Auslandsagent fördert russische Wissenschaft
Fonds von russischem Telekom-Magnaten steht auf schwarzer Liste und will Finanzierung einstellen
Zu Risiken und Nebenwirkungen befragen Sie Ihren Arzt oder Chemiker: Bei der Jagd auf „ausländische Agenten“droht nun die russische Wissenschaft von einem Querschläger getroffen zu werden. Das umstrittene Gesetz war vor drei Jahren auf Initiative von Russlands Präsident Wladimir Putin von der Duma verabschiedet worden, um Nichtregierungsorganisation (NGOs) enger an die Leine zu nehmen. Organisationen, die einen Teil ihrer Finanzierung aus dem Ausland beziehen, müssen sich als „ausländische Agenten“– ein bewusst abwertender Begriff – etikettieren und schärfer unter die Lupe nehmen lassen.
Seither haben die Ermittlungsbehörden hunderte Menschenrechtsorganisationen in Russland überprüft, 67 stehen auf der aktuellen Liste des Justizministeriums als Auslandsagenten, darunter auch Memorial oder das Petersburger Komitee der Soldatenmütter.

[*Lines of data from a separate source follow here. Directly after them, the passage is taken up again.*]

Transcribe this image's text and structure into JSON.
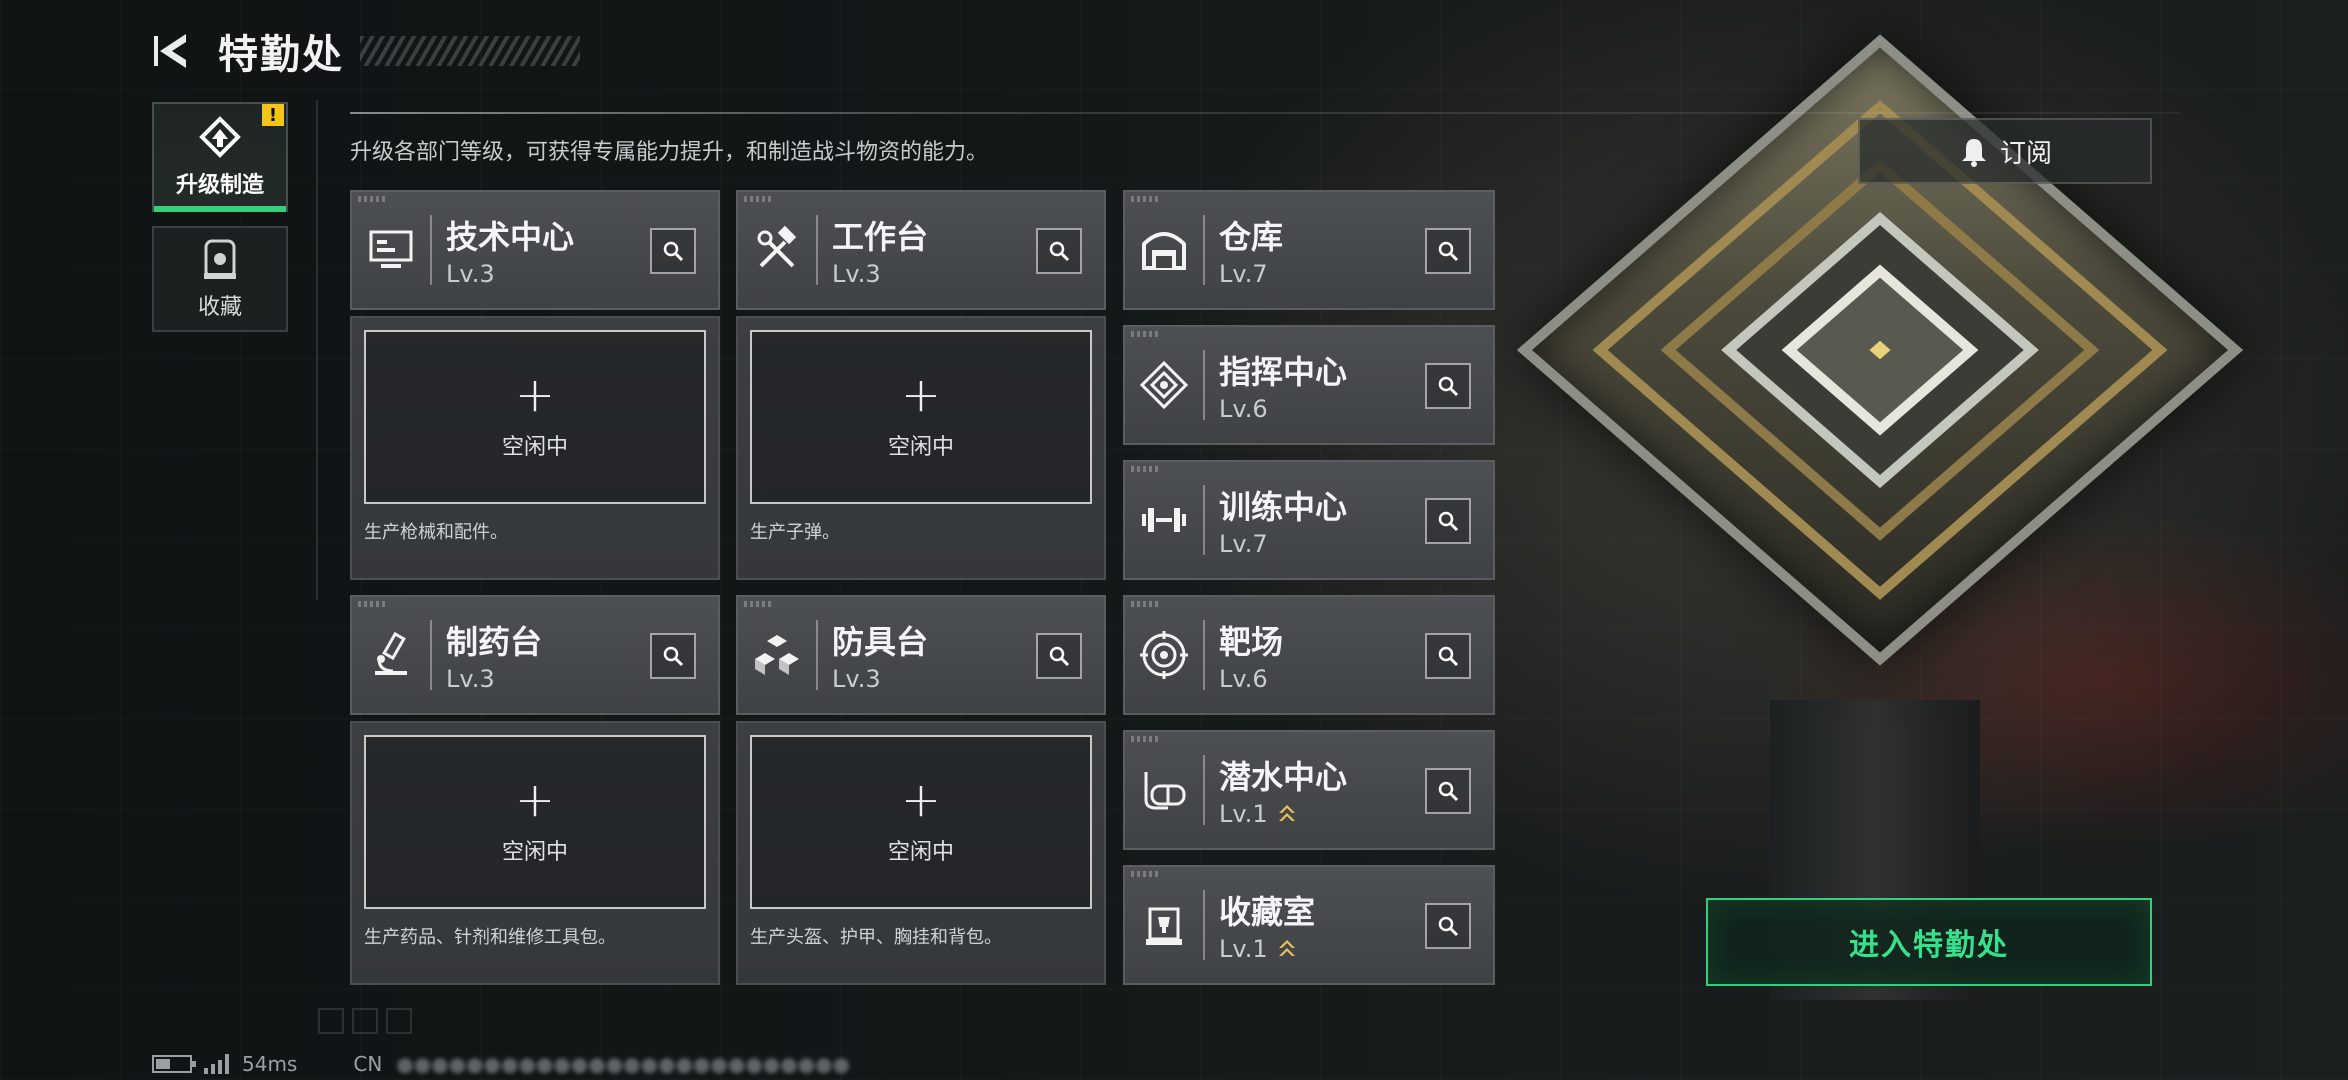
{
  "header": {
    "title": "特勤处"
  },
  "tabs": [
    {
      "label": "升级制造",
      "active": true,
      "alert": "!"
    },
    {
      "label": "收藏",
      "active": false
    }
  ],
  "description": "升级各部门等级，可获得专属能力提升，和制造战斗物资的能力。",
  "subscribe_label": "订阅",
  "enter_label": "进入特勤处",
  "production_cards": [
    {
      "name": "技术中心",
      "level": "Lv.3",
      "icon": "monitor-icon",
      "slot_status": "空闲中",
      "production_desc": "生产枪械和配件。"
    },
    {
      "name": "工作台",
      "level": "Lv.3",
      "icon": "hammer-wrench-icon",
      "slot_status": "空闲中",
      "production_desc": "生产子弹。"
    },
    {
      "name": "制药台",
      "level": "Lv.3",
      "icon": "microscope-icon",
      "slot_status": "空闲中",
      "production_desc": "生产药品、针剂和维修工具包。"
    },
    {
      "name": "防具台",
      "level": "Lv.3",
      "icon": "cubes-icon",
      "slot_status": "空闲中",
      "production_desc": "生产头盔、护甲、胸挂和背包。"
    }
  ],
  "facility_cards": [
    {
      "name": "仓库",
      "level": "Lv.7",
      "icon": "warehouse-icon",
      "upgradable": false
    },
    {
      "name": "指挥中心",
      "level": "Lv.6",
      "icon": "chip-icon",
      "upgradable": false
    },
    {
      "name": "训练中心",
      "level": "Lv.7",
      "icon": "dumbbell-icon",
      "upgradable": false
    },
    {
      "name": "靶场",
      "level": "Lv.6",
      "icon": "target-icon",
      "upgradable": false
    },
    {
      "name": "潜水中心",
      "level": "Lv.1",
      "icon": "diving-mask-icon",
      "upgradable": true
    },
    {
      "name": "收藏室",
      "level": "Lv.1",
      "icon": "trophy-cabinet-icon",
      "upgradable": true
    }
  ],
  "footer": {
    "ping": "54ms",
    "region": "CN"
  },
  "colors": {
    "accent": "#33d07a",
    "alert": "#f3c519",
    "upgrade_arrow": "#e8c25a"
  }
}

Seit einigen Tagen steht nun auch Dmitri Simins Fonds „Dynastie“auf der schwarzen Liste.
„Prioritäre Richtungen bei der Tätigkeit des Fonds sind die Entwicklung der Grundlagenforschung und Bildung in Russland, die Schaffung von Arbeitsbedingungen für Forscher hier, die Popularisierung der Wissenschaft und Aufklärung“, heißt es in der Selbstdarstellung der 2002 gegründeten Stiftung. Sie verteilt Stipendien in den Bereichen Physik, Mathematik, Biologie, Chemie, Wirtschaft oder Computerwissenschaften, fördert Laboratorien und internationale Fachkonferenzen, aber auch Lehrerweiterbildungen. Allein 2014 unterstütz- te Dynastie die nicht gerade unter staatlichem Finanzierungsüberfluss leidende russische Wissenschaft mit umgerechnet etwa sieben Millionen Euro.
Finanzierung gestoppt
Doch damit ist nun vorläufig Schluss. Der Gründer des Fonds, Telekom-Magnat Dmitri Simin – reich geworden mit der Gründung des Mobilfunkriesen Vympelcom –, reagierte beleidigt auf das Etikett Auslandsagent: „Ich werde natürlich nicht mein eigenes Geld unter der Marke eines mir unbekannten ausländischen Staates dafür ausgeben“, sagte er. Sein Geld lagere er im Ausland, räumte er ein. Das tue der russische Staat aber auch. Die Finanzierung werde erst wiederaufgenommen, wenn Dynastie von der Liste gestrichen werde und er eine persönliche Entschuldigung erhalte, fügte er hinzu.
Trotz der Fürsprache von etwa 30 bekannten russischen Wissenschaftern deutet nichts auf ein Einlenken der Regierung hin: „Wenn Simin Geld aus dem Ausland bezieht, wird er folgerichtig auf die Liste der Auslandsagenten gesetzt“, das solle ihn aber von Investitionen in die russische Wissenschaft nicht abhalten, sagte Kremlsprecher Dmitri Peskow.
Das Justizministerium reagierte noch rigoroser und eröffnete ein Bußgeldverfahren. Weil Simin mit der nicht öffentlich gemachten Auslandsfinanzierung gegen das NGO-Gesetz verstoßen habe, hat das Ministerium seinen Fonds verklagt. Bei einer Verurteilung droht ein Ordnungsgeld von bis zu knapp 10.000 Euro. Dass dieses Geld dann der Wissenschaft zukommt, darf bezweifelt werden.